I don’t know if anyone will read this but I did further testing on perplexity when I got home. It’s probably not the right spot for it.
I tried a more trickier question and then I chose the available prompts to move forward (it suggests questions related to the original question if you are unsure how to prompt it next). The prompts were intelligent and were probably the next question I would assume I would ask if I were learning about this topic. On the next answer, it literally quoted something I wrote, almost word for word, on the exact subject which, according to me (of course) would be the correct answer.
I’ve never had an AI even reference a single thing I’ve written. I had prompted it into a general area where the things I had wrote existed so it should be expected but it made the connection almost instantly and answered the question 100% accurately.
As much as I hate it, well done Skynet.
Edit: After further testing, I can catch it out regularly enough but still, if I had to tell someone about the topic generally via email, I’d probably recommend it rather than me waste time typing it all out. I’ve just put myself out of a job.

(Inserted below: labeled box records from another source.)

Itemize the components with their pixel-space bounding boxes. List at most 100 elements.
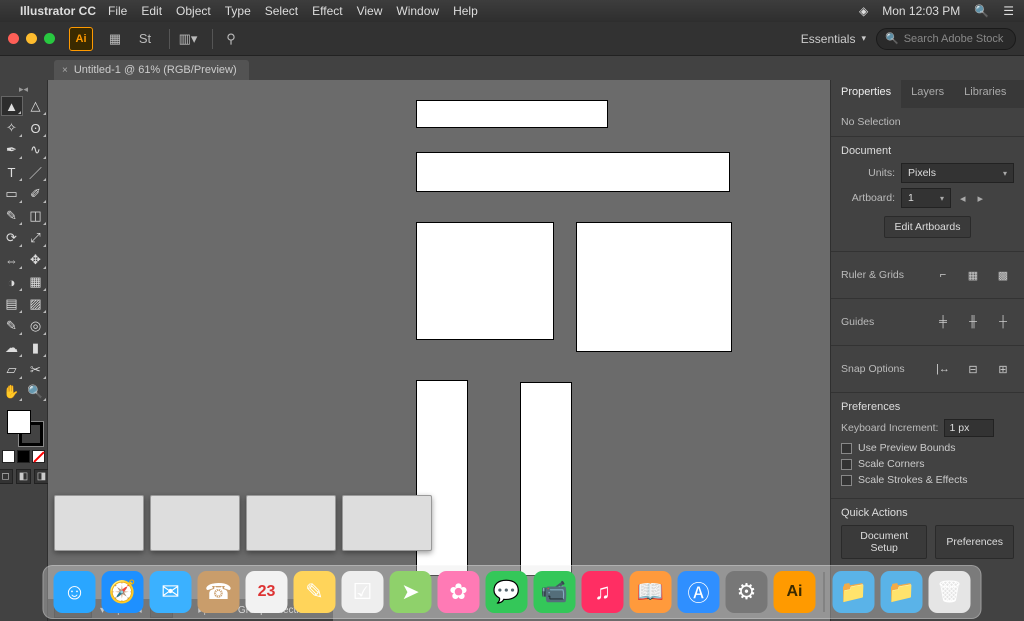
use-preview-bounds-checkbox[interactable]: Use Preview Bounds bbox=[841, 442, 1014, 454]
shape-builder-tool[interactable]: ◑ bbox=[1, 272, 23, 292]
grid-toggle-icon[interactable]: ▦ bbox=[962, 265, 984, 285]
scale-strokes-effects-checkbox[interactable]: Scale Strokes & Effects bbox=[841, 474, 1014, 486]
dock-facetime-icon[interactable]: 📹 bbox=[534, 571, 576, 613]
type-tool[interactable]: T bbox=[1, 162, 23, 182]
dock-downloads-folder-icon[interactable]: 📁 bbox=[833, 571, 875, 613]
tab-layers[interactable]: Layers bbox=[901, 80, 954, 108]
artboard[interactable] bbox=[416, 152, 730, 192]
window-thumbnail[interactable] bbox=[342, 495, 432, 551]
window-zoom-button[interactable] bbox=[44, 33, 55, 44]
paintbrush-tool[interactable]: ✐ bbox=[25, 184, 47, 204]
tab-libraries[interactable]: Libraries bbox=[954, 80, 1016, 108]
window-minimize-button[interactable] bbox=[26, 33, 37, 44]
free-transform-tool[interactable]: ✥ bbox=[25, 250, 47, 270]
selection-tool[interactable]: ▲ bbox=[1, 96, 23, 116]
dock-safari-icon[interactable]: 🧭 bbox=[102, 571, 144, 613]
ruler-toggle-icon[interactable]: ⌐ bbox=[932, 265, 954, 285]
curvature-tool[interactable]: ∿ bbox=[25, 140, 47, 160]
artboard-tool[interactable]: ▱ bbox=[1, 360, 23, 380]
dock-trash-icon[interactable]: 🗑 bbox=[929, 571, 971, 613]
guides-show-icon[interactable]: ╪ bbox=[932, 312, 954, 332]
stock-icon[interactable]: St bbox=[133, 28, 157, 50]
symbol-sprayer-tool[interactable]: ☁ bbox=[1, 338, 23, 358]
spotlight-icon[interactable]: 🔍 bbox=[974, 4, 989, 18]
menu-help[interactable]: Help bbox=[453, 4, 478, 18]
width-tool[interactable]: ⇔ bbox=[1, 250, 23, 270]
zoom-tool[interactable]: 🔍 bbox=[25, 382, 47, 402]
eraser-tool[interactable]: ◫ bbox=[25, 206, 47, 226]
rotate-tool[interactable]: ⟳ bbox=[1, 228, 23, 248]
eyedropper-tool[interactable]: ✎ bbox=[1, 316, 23, 336]
dock-itunes-icon[interactable]: ♫ bbox=[582, 571, 624, 613]
snap-to-pixel-icon[interactable]: ⊞ bbox=[992, 359, 1014, 379]
dock-messages-icon[interactable]: 💬 bbox=[486, 571, 528, 613]
fill-stroke-swatch[interactable] bbox=[5, 408, 43, 446]
menu-window[interactable]: Window bbox=[396, 4, 439, 18]
guides-lock-icon[interactable]: ╫ bbox=[962, 312, 984, 332]
artboard-next-button[interactable]: ▸ bbox=[975, 192, 987, 205]
menu-select[interactable]: Select bbox=[265, 4, 298, 18]
bridge-icon[interactable]: ▦ bbox=[103, 28, 127, 50]
menu-type[interactable]: Type bbox=[225, 4, 251, 18]
dock-appstore-icon[interactable]: Ⓐ bbox=[678, 571, 720, 613]
fill-swatch[interactable] bbox=[7, 410, 31, 434]
window-thumbnail[interactable] bbox=[54, 495, 144, 551]
scale-tool[interactable]: ⤢ bbox=[25, 228, 47, 248]
draw-inside-icon[interactable]: ◨ bbox=[34, 469, 49, 484]
document-canvas[interactable]: 61% ▾ |◂ ◂ 1 ▸ ▸| Group Selection ▸ bbox=[48, 80, 830, 621]
rectangle-tool[interactable]: ▭ bbox=[1, 184, 23, 204]
smart-guides-icon[interactable]: ┼ bbox=[992, 312, 1014, 332]
mesh-tool[interactable]: ▤ bbox=[1, 294, 23, 314]
artboard[interactable] bbox=[520, 382, 572, 576]
arrange-documents-icon[interactable]: ▥▾ bbox=[176, 28, 200, 50]
dock-documents-folder-icon[interactable]: 📁 bbox=[881, 571, 923, 613]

I’m curious what your area of expertise is? I’m interested in using ai for a programming assistant, but it seems an entirely different skillset than, say, a language model. I assume some models will be good in 1 area and some models in another
How has your experience been using it as a programming assistant? I’m trying to do this too
very hit and miss. It’s okay if Im trying to learn something new, and once or twice it has found and suggested some fix that I probably wouldn’t have thought of otherwise - but it also makes up methods & syntax and then you’re playing ‘whack a mole’ to figure out where it hallucinated.
I think right now it’s not really boosting my productivity much, but I think in another 5ish years it could be better.
Anonchatgpt should stop being recommended, it really sucks. It has a VERY strict character limit, immediately forget/ignore the context, requires recaptcha, and the “anon” part of the name is obviously fake if you read the privacy policy.
You don’t need to pirate OpenAI. I’ve built the AI Horde so y’all can use it without any workarounds of shenanigans and you can use your PCs to help others as well.
Here’s a client for LLM you can run directly on your browser: https://lite.koboldai.net
Just tested. Thanks for building and sharing!
Aren’t KobaldAI models on par with GPT3? Why not just use ChatGPT then?
AI Horde looks dope for image generation though!
Kobald is a program to run local llms, some seem on par with gpt3 but normaly youre gonna need a very beefy system to slowly run them.
The benefit is rather clear, less centralized and free from strict policies but Gpt3 is also miles away from gpt3.5. Exponential growth ftw. I have yet to see something as good and fast as chatgpt
I’ve always wondered how it’s possible. No way they’ve got some crazy software optimisations that nobody else can replicate right? They’ve gotta just be throwing a ridiculous amount of compute power at every request?
Well there are 2 things.
First there is speed for which they do indeed rely on multiple thousands of super high end industrial Nvidia gpus. And since the 10Billion investment from microsoft they likely expanded that capacity. I’ve read somewhere that chatgpt costs about 700,000 a day to keep running.
There are a few others tricks and caveats here though. Like decreasing the quality of the output when there is high load.
For that quality of output they do deserve a lot of credit cause they train the models really well and continuously manage to improve their systems to create even higher qualitive and creative outputs.
I dont think gpt4 is the biggest model that is out there but it does appear to be the best that is available.
I can run a small llm at home that is much much faster then chatgpt… that is if i want to generate some unintelligent nonsense.
Likewise there might be a way to redesign gpt-4 to run on consumer graphics card with high quality output… if you don’t mind waiting a week for a single character to be generated.
I actually think some of the open sourced local runnable llms like llama, vicuna and orca are much more impressive if you judge them on quality vs power requirement.